A evolução dos repasses de emendas em Goiás

De acordo com levantamento do POPULAR, com base nos dados do portal Siga Brasil, o estado de Goiás tem recebido recursos em diversas modalidades de emendas parlamentares, que são destinadas a obras e serviços em prefeituras, organizações sociais, empresas públicas e privadas. Esses valores são fruto da atuação de deputados federais e senadores, que indicam uma parte do orçamento federal para suas bases eleitorais. Em 2016, os repasses para Goiás foram de R$ 202 milhões, e em 2025 o montante saltou para R$ 1,9 bilhão.

As emendas parlamentares se dividem em três modalidades principais:

  • Emendas individuais: cada parlamentar decide o destino de sua parcela.

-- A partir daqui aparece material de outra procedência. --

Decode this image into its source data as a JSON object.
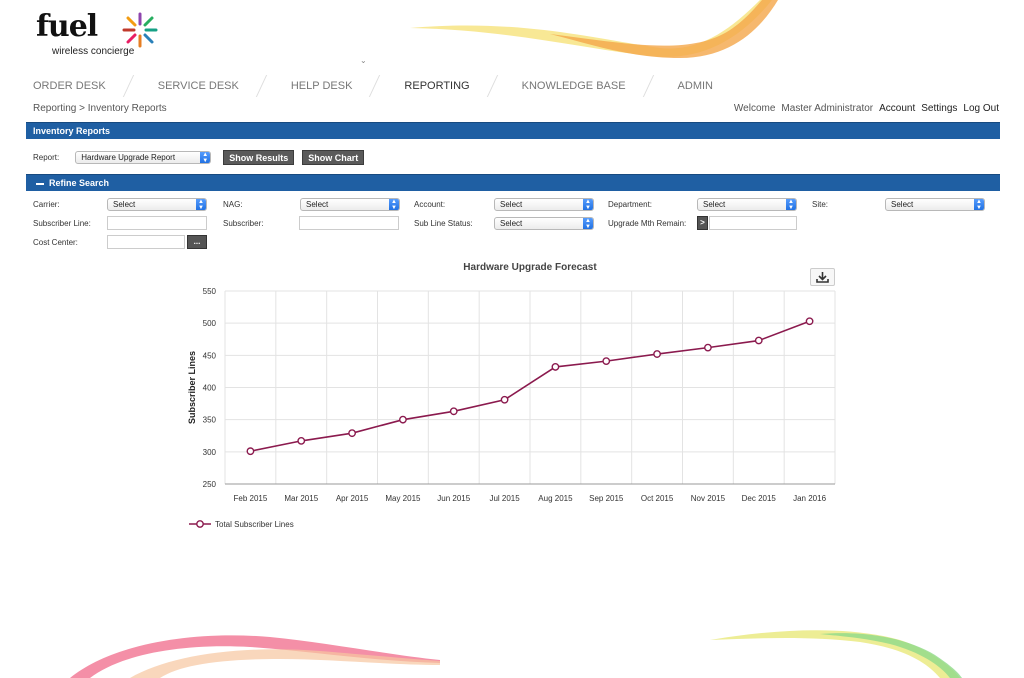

  • Emendas de bancada: indicadas pelo conjunto de deputados e senadores de um estado.

  • Emendas de comissão: determinadas por colegiados técnicos da Câmara dos Deputados e do Senado.

As emendas individuais e de bancada são impositivas, ou seja, devem ser obrigatoriamente executadas. Já as de comissão e a polêmica emenda de relator, embora questionada judicialmente, também tiveram impacto nos valores destinados ao estado.

Em 2020, com o início da pandemia de Covid-19, as emendas de relator começaram a fazer parte do processo de repasses a Goiás. Essa modalidade, considerada inconstitucional pelo Supremo Tribunal Federal (STF) em dezembro de 2022, foi conhecida como “orçamento secreto” por falta de transparência nas indicações. Embora a emenda de relator tenha sido declarada ilegal, os pagamentos dessa modalidade continuaram em anos seguintes, referentes a empenhos realizados antes da decisão da Corte.

Crescimento das emendas ao longo do tempo

Entre 2016 e 2019, Goiás recebeu apenas emendas individuais e de bancada, com os governos dos presidentes Dilma Rousseff, Michel Temer e Jair Bolsonaro. Em 2020, ano de crise sanitária, o volume de recursos destinados ao estado superou pela primeira vez a casa de R$ 1 bilhão, continuando a crescer nos anos subsequentes. Em 2023, com o retorno de Luiz Inácio Lula da Silva à presidência, o valor pago alcançou R$ 1,4 bilhão.

Os valores de 2025 são ainda mais impressionantes, com R$ 1 bilhão em emendas individuais, R$ 538 milhões em emendas de bancada, R$ 381 milhões em emendas de comissão e R$ 23 milhões de emendas de relator. Isso configura um crescimento exponencial nos repasses de recursos para o estado.

Impactos para a economia regional e a execução dos recursos

Dos R$ 10 bilhões recebidos em emendas, aproximadamente R$ 1 bilhão teve origem em indicações de parlamentares e bancadas de outros estados. Esses recursos, embora tenham sido destinados a Goiás, podem ter sido usados para financiar obras e serviços em outros estados ou no Distrito Federal, com a execução ocorrendo fora do território goiano. A análise também revelou que o maior montante pago foi referente às emendas individuais, que totalizaram R$ 5,5 bilhões.

No cenário nacional, o Siga Brasil informou que, nos últimos 10 anos, o pagamento de emendas parlamentares no Brasil chegou a R$ 263 bilhões. Em 2016, o valor era de R$ 5,7 bilhões, e o volume de recursos pagos alcançou o recorde de R$ 45,5 bilhões no ano passado. Goiás, com seus R$ 10 bilhões, ocupa uma posição relevante entre os estados que mais receberam repasses do orçamento federal, refletindo a importância política e econômica do estado.